Purpose:
To ensure protection of DSCC’s Information Technology assets and DSCC data that are accessible by vendors through the review, modification and/or termination of agreements with third-party vendors.
Scope:
The policy applies to all potential and current vendors of IT related products and services.
Policy:
The Vice President for Technology will establish a vendor management procedure to ensure vendor performance capabilities are sufficient to meet IT requirements and to protect DSCC networks and confidentiality.
Contracts or relationships with outside vendors that involve College data or information shall be reviewed and approved by the Vice President for Technology. The Vice President for Technology will coordinate with the Director of Administrative Services on all third-party contracts where access to information may be involved.
Third parties requesting access to electronic networks, device and data will assure compliance to all laws including those pertaining to accessibility, DSCC policies, TBR policies and standards such as confidentiality, integrity and availability, to protect the systems and information of DSCC. The Vice President will examine for risk the proposed access by the third party before approving any access. The granting of access will typically be for a limited time and be revocable. Vendor Monitoring:
- All contact and interactions with vendors will be done in accordance with DSCC and TBR policies governing procurement procedures and in consultation with the Director of Administrative Services.
- IT will monitor the vendor’s performance for those vendors who provide goods and/or services. IT will report issues of performance or confidentiality violations to the Director of Administrative Services.
- While the preferred method of IT procurement is to use existing contracts, IT will provide the Director of Administrative services with a list of IT vendors when it is necessary to issue an RFP or create a local contract.
- IT will provide technical and confidentiality language recommendations for RFP’s and contracts related to the purchase of IT goods and services including those which involve DSCC data. Sample language is included in the IT Standards and Procedures Manual. Non-disclosure agreements may be required if there is a special need for confidentiality of the information.
Compliance:
All DSCC employees are expected to abide by this policy. Any employee found to have violated this policy may be subject to disciplinary action, up to and including termination of employment or suspension.
Definitions:
Application software – Software that performs a group of functions such as Microsoft Office, Internet Explorer, Adobe Acrobat.
IT – Information technology
IT Standards and Procedures Manual – Official document of the IT department that contains the standards and procedures used in the management and daily operations of the IT environment.

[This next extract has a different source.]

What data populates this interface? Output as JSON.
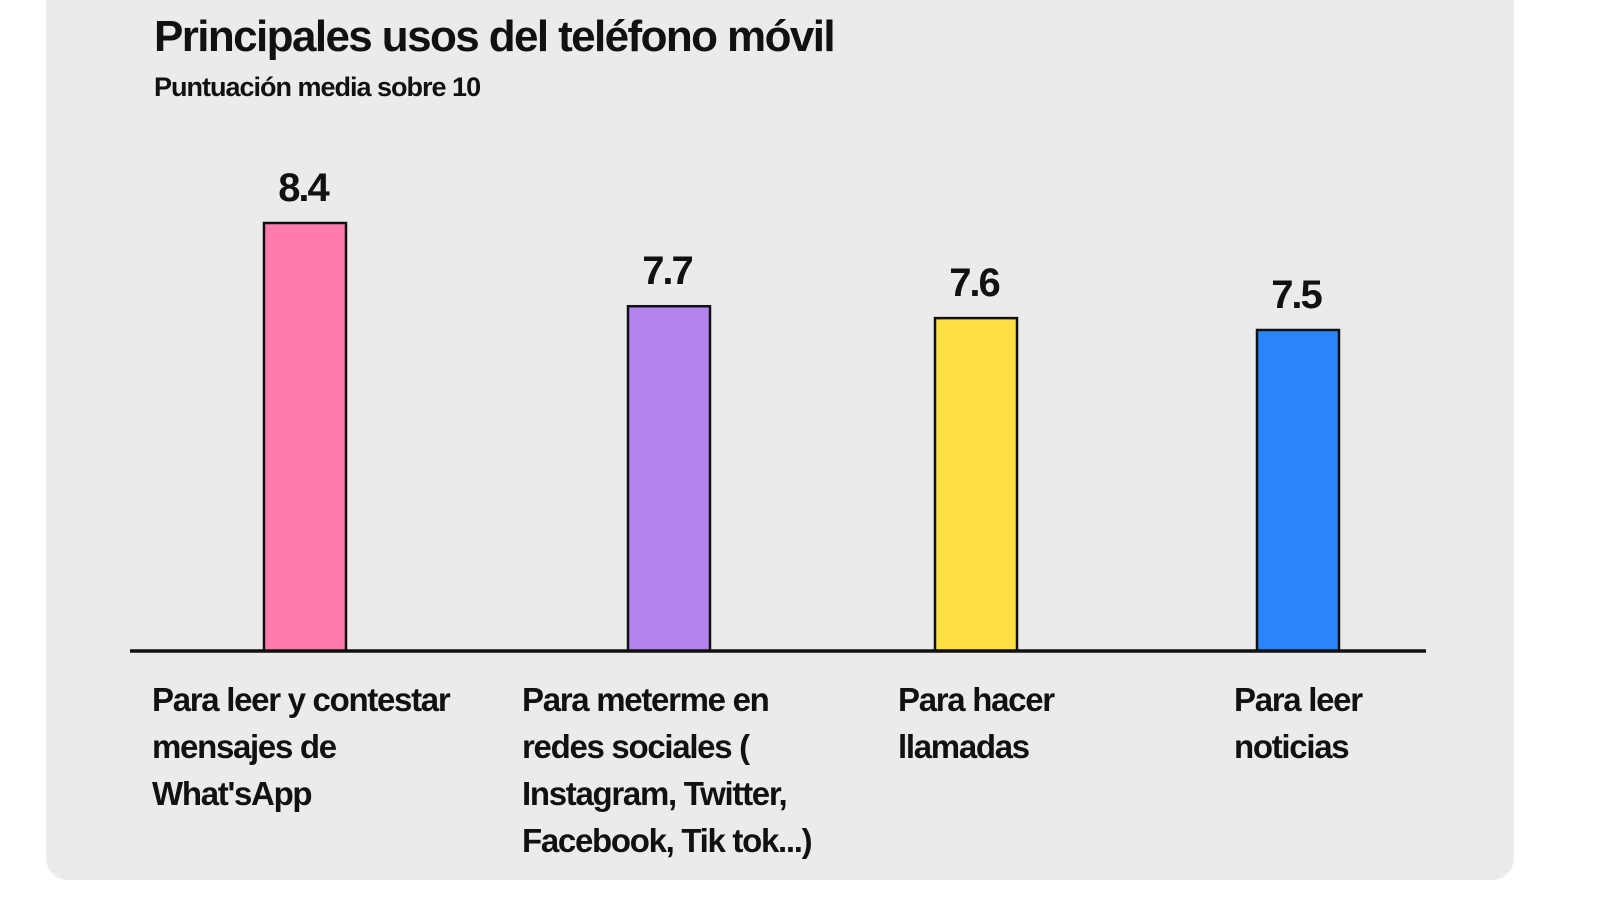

Network infrastructure – Hardware and software resources which form a communications network. This includes but is not limited to switches, routers, filters, access points, etc.
TBR – Tennessee Board of Regents
Technology resource – Any type of computing, telecommunications, or instructional technological resource in classrooms, offices or open areas. This includes computers, tablets, projector, wireless presenters, printers, monitors, phones, etc.
User – Faculty, staff, student or community member who is using the technology resources of the college
Revision History:
New policy approved by Admin Council on July 29, 2016.